Investigator Yashim, the hero of Jason Goodwin's first novel, "The Janissary Tree" may be a Turkish eunuch but it is not at all likely that anyone reading this book will think of him as a "dry tree". In fact, if Yashim's steamy encounter with the beautiful but lonely wife of the Russian ambassador to Turkey halfway through the book is any indication, this is one heck of a unique eunuch.
I would love to have been present when Goodwin pitched the idea of a novel (and the first in a proposed series) about a crime-solving eunuch in Istanbul to his agent or publisher. Fortunately, someone had the good sense to green light this project as Goodwin has crafted a highly-entertaining book.
The Janissary Tree is set in Istanbul in 1836. Ten years earlier the Janissaries, the Sultan's version of the Roman Empire's Praetorian Guards, had been crushed by the "New Guard", the Sultan's standing army. Like the Praetorian Guards the Janissaries had evolved from a protective legion to one that terrorized the populace and the Sultan. Now, ten years later, the mysterious disappearance of four members of the New Guard and the murder of one of the Sultan's harem heralds the possible return of the Janissaries. The return of the Janissaries threatens to destroy the Sultanate and the relative calm of Istanbul. Enter Investigator Yashim. He is given ten days to get to the bottom of the mystery.
Yashim is soon engulfed in murder and intrigue. Bodies begin to appear in bizarre places as Yashim and his friends (including a somewhat decadent Polish Ambassador who has no country to represent and a transsexual dancer) try to get to the bottom of this alleged revolt.
Goodwin is very good at keeping the plot boiling (in more ways than one). Goodwin, who studied Byzantine history at Cambridge and who has written books on the history of the Ottoman Empire, has ample knowledge of the time and the place and has put this knowledge to good use. Although I haven't been to Istanbul in almost thirty years, Goodwin seems to convey a real sense of how the city must have looked, felt, and even smelled more than 180 years or so ago.
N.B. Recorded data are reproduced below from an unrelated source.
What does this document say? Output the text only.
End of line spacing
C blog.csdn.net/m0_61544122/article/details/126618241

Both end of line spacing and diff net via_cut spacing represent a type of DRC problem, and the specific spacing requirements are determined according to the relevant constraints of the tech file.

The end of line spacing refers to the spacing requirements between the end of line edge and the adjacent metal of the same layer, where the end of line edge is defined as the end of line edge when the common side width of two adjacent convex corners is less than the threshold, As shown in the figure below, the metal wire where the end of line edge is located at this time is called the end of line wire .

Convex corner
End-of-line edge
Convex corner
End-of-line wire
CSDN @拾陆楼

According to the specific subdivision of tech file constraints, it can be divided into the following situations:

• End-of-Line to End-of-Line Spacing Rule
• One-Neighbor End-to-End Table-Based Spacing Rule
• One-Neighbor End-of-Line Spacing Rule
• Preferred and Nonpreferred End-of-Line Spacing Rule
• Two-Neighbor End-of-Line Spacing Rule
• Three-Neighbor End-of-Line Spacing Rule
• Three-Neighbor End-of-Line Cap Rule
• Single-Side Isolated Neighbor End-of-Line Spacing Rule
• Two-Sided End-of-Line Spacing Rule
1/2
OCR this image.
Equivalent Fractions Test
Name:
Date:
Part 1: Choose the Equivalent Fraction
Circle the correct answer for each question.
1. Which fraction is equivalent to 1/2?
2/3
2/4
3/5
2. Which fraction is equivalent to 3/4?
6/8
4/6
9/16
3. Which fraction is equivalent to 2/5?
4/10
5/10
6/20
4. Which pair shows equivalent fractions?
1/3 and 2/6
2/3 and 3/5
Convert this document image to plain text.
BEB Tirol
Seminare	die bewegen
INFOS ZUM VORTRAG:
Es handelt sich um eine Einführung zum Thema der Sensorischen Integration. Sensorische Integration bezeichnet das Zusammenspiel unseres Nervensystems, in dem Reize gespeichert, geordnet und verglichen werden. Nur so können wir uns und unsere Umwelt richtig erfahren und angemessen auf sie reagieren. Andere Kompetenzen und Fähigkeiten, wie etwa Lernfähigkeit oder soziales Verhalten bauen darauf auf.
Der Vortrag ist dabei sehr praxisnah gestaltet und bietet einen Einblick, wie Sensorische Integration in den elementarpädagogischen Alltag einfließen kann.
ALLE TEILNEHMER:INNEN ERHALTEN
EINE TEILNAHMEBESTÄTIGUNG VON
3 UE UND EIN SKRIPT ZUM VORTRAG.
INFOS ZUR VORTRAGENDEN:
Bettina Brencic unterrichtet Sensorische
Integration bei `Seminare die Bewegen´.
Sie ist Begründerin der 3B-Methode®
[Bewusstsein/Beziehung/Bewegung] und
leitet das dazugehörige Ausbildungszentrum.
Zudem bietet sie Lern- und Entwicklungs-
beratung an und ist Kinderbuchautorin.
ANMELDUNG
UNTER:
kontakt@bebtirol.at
The Janissary Tree reminded me of Boris Akunin's Erast Fandorin novels (late 19th-century Russia) and Arturo Perez-Reverte's Captain Alatriste stories (17th-century Spain). They all take the standard detective or mystery story and transport the reader to a different time and place. As with both Akunin and Perez-Reverte's novels, Jason Goodwin's "The Janissary Tree" is an entertaining and diverting read.